When I first got her, she was very messy and missing hair on her bottom and tail. 
Its growing back and shes clean, I take her a bath twice a week, her hair is now white, except for her stomach and chest. Its brownish, I wash her with whiting shampoo ect, but it wont turn "white." Im thinking maybe because she was used for mating and popping out babies every chance they got. Shes a beautiful dog, and I dont mind it being brown, but is it suppose too? She also has the staining on her eyes, but I made sure to keep it clean. Shes my first Maltese, acutally white dog, all my others are black and brown. SO any advice will help


----------



## Graco22 (Jul 16, 2007)

Its probably just stained. You may have to wait for new growth before it will be white again. Saliva stains or urine stains will not wash out, no matter the shampoo.  Congrats on your new dog.


----------



## Mommy2many (Jul 27, 2012)

what do you mean by "new growth?" 
Shes short haired right now, but I seen pictures of long haired Mals, is she suppose to have long hair. I want to take pictures of her, but shes soo frighten of the camera.


----------



## Graco22 (Jul 16, 2007)

Mommy2many said:


> what do you mean by "new growth?"
> Shes short haired right now, but I seen pictures of long haired Mals, is she suppose to have long hair. I want to take pictures of her, but shes soo frighten of the camera.

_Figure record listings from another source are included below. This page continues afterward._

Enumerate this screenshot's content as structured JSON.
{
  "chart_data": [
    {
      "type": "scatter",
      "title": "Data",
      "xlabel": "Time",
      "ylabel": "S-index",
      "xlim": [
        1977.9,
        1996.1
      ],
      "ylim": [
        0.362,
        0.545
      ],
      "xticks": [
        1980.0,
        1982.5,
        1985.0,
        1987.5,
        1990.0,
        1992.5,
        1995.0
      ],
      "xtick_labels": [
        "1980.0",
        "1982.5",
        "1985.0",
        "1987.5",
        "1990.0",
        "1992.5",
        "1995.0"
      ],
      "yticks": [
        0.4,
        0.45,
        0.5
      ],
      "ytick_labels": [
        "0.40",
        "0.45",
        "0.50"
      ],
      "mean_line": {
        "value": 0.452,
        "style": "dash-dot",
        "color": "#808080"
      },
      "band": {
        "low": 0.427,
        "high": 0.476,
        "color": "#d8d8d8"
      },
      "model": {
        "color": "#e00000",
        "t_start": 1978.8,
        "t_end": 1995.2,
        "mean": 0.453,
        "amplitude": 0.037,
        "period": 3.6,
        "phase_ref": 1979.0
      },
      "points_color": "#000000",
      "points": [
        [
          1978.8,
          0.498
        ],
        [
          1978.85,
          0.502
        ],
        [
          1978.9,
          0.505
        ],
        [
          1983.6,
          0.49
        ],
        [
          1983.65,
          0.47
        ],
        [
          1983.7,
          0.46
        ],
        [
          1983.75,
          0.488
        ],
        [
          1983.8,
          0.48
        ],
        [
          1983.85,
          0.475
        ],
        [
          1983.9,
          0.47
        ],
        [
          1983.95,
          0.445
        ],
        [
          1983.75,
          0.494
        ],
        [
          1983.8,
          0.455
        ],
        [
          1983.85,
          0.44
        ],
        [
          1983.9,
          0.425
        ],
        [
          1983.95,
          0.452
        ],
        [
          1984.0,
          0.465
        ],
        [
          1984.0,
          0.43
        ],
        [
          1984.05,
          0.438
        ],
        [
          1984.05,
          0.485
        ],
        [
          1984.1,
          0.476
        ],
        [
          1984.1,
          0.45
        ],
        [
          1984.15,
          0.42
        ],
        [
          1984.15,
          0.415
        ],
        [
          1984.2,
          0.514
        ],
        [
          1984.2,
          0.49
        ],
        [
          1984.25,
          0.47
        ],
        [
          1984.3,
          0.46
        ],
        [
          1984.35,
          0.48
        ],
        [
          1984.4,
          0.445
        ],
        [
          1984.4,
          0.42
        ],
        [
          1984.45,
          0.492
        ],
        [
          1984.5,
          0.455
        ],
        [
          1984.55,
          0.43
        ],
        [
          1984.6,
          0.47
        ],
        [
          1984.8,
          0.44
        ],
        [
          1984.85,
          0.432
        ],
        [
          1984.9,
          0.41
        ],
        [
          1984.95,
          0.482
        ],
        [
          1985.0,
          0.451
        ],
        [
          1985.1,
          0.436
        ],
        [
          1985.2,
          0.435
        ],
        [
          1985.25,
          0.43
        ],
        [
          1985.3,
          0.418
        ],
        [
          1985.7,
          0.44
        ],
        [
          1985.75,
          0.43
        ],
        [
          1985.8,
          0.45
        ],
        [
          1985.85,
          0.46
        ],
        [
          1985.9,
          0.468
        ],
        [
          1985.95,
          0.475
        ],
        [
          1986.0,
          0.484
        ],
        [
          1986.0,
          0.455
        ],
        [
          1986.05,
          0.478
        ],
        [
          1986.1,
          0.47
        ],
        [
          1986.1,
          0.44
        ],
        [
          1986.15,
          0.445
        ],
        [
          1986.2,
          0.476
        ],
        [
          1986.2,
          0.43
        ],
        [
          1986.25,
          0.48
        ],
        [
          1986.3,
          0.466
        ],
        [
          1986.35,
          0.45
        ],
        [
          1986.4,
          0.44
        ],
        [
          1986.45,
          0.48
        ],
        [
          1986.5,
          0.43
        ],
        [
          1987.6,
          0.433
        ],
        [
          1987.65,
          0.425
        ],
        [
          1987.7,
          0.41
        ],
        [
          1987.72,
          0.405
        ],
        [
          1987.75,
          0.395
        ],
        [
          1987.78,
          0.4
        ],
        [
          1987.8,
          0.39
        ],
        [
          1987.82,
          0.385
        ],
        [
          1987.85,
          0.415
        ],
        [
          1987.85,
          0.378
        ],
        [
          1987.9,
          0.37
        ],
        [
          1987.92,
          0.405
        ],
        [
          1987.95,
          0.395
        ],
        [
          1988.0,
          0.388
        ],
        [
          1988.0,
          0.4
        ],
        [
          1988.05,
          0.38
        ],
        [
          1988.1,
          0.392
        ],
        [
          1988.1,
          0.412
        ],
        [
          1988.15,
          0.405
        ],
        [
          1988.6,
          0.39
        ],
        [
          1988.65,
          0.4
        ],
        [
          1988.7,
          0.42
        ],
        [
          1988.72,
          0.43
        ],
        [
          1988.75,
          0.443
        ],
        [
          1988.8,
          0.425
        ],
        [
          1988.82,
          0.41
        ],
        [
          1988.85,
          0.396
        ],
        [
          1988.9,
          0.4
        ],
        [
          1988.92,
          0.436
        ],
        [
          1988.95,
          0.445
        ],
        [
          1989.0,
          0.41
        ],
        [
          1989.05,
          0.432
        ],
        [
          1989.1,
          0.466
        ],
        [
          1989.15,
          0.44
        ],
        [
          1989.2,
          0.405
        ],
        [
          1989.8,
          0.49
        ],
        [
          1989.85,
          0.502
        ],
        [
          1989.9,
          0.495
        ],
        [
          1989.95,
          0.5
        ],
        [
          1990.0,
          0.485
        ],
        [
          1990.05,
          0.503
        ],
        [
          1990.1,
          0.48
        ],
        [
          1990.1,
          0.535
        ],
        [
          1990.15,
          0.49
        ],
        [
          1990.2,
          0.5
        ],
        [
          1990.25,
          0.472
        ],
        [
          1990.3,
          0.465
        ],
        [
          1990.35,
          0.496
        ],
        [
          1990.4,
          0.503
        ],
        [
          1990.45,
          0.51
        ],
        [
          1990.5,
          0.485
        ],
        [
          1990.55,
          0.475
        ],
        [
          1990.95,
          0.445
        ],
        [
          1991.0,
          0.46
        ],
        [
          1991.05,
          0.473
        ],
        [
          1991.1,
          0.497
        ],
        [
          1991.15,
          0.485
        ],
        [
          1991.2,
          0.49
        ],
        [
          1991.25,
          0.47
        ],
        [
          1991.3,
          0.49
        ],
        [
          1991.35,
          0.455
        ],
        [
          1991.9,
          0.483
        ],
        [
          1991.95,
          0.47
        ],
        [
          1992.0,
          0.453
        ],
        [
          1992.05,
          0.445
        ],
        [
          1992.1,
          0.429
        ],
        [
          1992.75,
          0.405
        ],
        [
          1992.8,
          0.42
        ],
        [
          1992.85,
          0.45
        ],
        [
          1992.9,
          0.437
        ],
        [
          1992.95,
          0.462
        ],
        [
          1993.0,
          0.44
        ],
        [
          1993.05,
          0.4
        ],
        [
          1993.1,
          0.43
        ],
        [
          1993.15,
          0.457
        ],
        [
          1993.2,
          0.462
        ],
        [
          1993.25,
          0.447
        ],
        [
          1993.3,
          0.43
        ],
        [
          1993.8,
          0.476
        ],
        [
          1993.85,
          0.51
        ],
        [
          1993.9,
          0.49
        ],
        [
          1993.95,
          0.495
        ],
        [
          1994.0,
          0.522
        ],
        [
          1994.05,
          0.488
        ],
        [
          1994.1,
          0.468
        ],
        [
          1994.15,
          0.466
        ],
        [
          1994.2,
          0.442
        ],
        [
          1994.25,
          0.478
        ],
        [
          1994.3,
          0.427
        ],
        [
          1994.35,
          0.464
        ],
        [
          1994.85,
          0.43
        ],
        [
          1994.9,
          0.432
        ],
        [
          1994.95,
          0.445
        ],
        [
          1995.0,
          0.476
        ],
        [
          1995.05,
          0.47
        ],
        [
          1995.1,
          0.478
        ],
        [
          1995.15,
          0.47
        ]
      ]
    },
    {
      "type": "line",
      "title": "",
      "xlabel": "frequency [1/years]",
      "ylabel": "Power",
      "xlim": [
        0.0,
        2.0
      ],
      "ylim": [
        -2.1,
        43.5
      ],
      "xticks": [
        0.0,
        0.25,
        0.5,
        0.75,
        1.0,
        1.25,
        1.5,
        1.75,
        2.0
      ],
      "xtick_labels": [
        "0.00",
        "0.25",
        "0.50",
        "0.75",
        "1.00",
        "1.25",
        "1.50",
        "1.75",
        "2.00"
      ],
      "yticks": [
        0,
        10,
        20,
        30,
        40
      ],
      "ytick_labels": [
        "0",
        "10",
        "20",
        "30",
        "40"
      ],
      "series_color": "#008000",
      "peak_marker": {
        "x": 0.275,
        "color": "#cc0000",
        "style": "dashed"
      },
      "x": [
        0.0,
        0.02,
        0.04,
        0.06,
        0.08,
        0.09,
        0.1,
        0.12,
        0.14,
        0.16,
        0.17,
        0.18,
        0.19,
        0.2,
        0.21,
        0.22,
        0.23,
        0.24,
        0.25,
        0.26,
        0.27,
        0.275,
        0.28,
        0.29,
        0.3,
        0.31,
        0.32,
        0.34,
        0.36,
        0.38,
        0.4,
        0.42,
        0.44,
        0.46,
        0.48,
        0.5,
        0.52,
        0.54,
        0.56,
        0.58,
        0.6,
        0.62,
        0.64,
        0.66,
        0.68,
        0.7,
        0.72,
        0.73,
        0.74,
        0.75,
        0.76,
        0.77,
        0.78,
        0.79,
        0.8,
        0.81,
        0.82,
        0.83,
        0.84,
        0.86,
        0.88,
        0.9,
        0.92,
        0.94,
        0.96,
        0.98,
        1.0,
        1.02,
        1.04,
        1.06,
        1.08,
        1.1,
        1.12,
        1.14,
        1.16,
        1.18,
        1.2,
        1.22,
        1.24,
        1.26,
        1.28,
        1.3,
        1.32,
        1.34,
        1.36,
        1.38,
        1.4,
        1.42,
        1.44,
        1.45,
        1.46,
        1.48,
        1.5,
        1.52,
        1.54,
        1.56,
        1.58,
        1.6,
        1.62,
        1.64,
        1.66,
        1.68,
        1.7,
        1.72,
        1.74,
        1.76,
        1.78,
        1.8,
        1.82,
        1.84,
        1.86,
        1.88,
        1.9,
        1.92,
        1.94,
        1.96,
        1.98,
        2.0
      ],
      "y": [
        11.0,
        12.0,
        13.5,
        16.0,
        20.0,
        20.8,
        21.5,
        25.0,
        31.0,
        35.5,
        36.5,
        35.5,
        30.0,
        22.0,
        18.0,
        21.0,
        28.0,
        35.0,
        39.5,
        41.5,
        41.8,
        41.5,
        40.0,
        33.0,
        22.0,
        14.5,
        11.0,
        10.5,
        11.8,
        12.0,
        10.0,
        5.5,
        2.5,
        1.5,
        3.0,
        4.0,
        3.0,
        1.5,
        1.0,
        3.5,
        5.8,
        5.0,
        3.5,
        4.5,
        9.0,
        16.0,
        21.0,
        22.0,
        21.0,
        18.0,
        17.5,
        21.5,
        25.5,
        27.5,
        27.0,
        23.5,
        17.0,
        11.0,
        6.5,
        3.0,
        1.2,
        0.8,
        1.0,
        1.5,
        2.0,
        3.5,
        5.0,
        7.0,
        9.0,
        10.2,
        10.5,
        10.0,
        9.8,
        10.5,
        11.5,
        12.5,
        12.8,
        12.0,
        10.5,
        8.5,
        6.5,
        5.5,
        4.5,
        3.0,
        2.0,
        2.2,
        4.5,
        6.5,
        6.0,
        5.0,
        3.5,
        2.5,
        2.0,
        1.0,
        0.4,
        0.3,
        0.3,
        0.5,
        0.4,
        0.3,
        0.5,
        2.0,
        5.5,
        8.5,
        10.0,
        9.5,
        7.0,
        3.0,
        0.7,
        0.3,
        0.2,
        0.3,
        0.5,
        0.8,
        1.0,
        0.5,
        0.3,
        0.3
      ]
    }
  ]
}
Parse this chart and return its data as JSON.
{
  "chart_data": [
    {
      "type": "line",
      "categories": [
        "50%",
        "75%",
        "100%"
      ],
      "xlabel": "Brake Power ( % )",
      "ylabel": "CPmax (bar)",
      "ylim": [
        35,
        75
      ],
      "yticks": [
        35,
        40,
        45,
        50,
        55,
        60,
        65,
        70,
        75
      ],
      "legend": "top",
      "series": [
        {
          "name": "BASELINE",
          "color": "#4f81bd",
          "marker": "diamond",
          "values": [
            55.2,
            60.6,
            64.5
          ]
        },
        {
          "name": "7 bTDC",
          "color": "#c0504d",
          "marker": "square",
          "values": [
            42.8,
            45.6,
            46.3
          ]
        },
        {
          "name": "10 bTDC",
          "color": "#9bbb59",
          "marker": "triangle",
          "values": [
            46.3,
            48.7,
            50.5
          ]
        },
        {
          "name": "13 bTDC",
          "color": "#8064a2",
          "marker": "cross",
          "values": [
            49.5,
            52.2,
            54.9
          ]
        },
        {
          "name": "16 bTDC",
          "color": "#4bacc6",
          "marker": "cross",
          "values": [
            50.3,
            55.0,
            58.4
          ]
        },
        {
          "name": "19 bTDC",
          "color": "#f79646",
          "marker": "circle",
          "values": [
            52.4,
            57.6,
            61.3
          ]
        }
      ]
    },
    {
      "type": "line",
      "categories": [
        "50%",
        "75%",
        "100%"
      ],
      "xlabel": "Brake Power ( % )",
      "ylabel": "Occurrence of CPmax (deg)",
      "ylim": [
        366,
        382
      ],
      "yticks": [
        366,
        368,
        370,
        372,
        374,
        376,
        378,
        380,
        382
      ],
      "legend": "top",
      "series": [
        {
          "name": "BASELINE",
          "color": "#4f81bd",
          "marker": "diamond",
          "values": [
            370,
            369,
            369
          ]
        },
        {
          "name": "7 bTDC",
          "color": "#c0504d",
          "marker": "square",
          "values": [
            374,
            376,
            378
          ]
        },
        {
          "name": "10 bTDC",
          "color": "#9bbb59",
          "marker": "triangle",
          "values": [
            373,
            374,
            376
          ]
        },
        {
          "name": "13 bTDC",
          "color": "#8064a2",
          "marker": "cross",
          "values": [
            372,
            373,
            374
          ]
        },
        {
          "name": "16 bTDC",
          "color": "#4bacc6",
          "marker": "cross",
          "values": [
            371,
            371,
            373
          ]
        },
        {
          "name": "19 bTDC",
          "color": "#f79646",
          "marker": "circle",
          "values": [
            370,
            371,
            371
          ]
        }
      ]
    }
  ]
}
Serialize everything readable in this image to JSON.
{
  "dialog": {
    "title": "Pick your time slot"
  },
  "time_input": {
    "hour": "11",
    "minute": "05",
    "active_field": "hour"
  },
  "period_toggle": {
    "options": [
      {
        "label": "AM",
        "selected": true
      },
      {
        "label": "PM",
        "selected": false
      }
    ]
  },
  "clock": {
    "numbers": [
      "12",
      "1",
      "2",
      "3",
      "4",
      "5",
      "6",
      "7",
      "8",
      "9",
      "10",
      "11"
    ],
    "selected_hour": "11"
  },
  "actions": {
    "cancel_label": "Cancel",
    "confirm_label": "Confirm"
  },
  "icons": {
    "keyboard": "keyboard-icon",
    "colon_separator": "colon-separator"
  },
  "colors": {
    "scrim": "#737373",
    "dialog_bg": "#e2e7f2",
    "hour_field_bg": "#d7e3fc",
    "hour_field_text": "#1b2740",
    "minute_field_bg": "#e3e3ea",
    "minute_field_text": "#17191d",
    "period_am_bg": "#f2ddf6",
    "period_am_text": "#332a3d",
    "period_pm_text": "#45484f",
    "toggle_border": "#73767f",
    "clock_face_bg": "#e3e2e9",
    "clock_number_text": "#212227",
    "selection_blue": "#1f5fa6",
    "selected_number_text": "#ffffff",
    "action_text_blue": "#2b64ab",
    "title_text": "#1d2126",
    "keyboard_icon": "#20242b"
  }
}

Maltese hair never stops growing. As her hair grows, the stained hair can be clipped off. Maltese need regular grooming and clipping if you do not want the upkeep of long hair.


----------



## Mommy2many (Jul 27, 2012)

Ahhh ok got it  
Thank you...


----------



## lisaj1354 (Feb 23, 2008)

Malts can have yellow patches of hair - especially on their ears. They also have black or brown patches of skin. 

Pepper is (supposedly) a Malt x Yorkie and a PM baby too. Its entirely possible that your pup is a mix of some sort. When I got Pepper he was approx. 1.5 years old and all white except for lemon hair on his ears. He is now 3 and has developed patches of brown hair all over his back. His ears are still lemon colored. I love the brown patches - makes him look more mutt-like.

I tend to keep his hair short so that I don't have to spend hours grooming him every week.


----------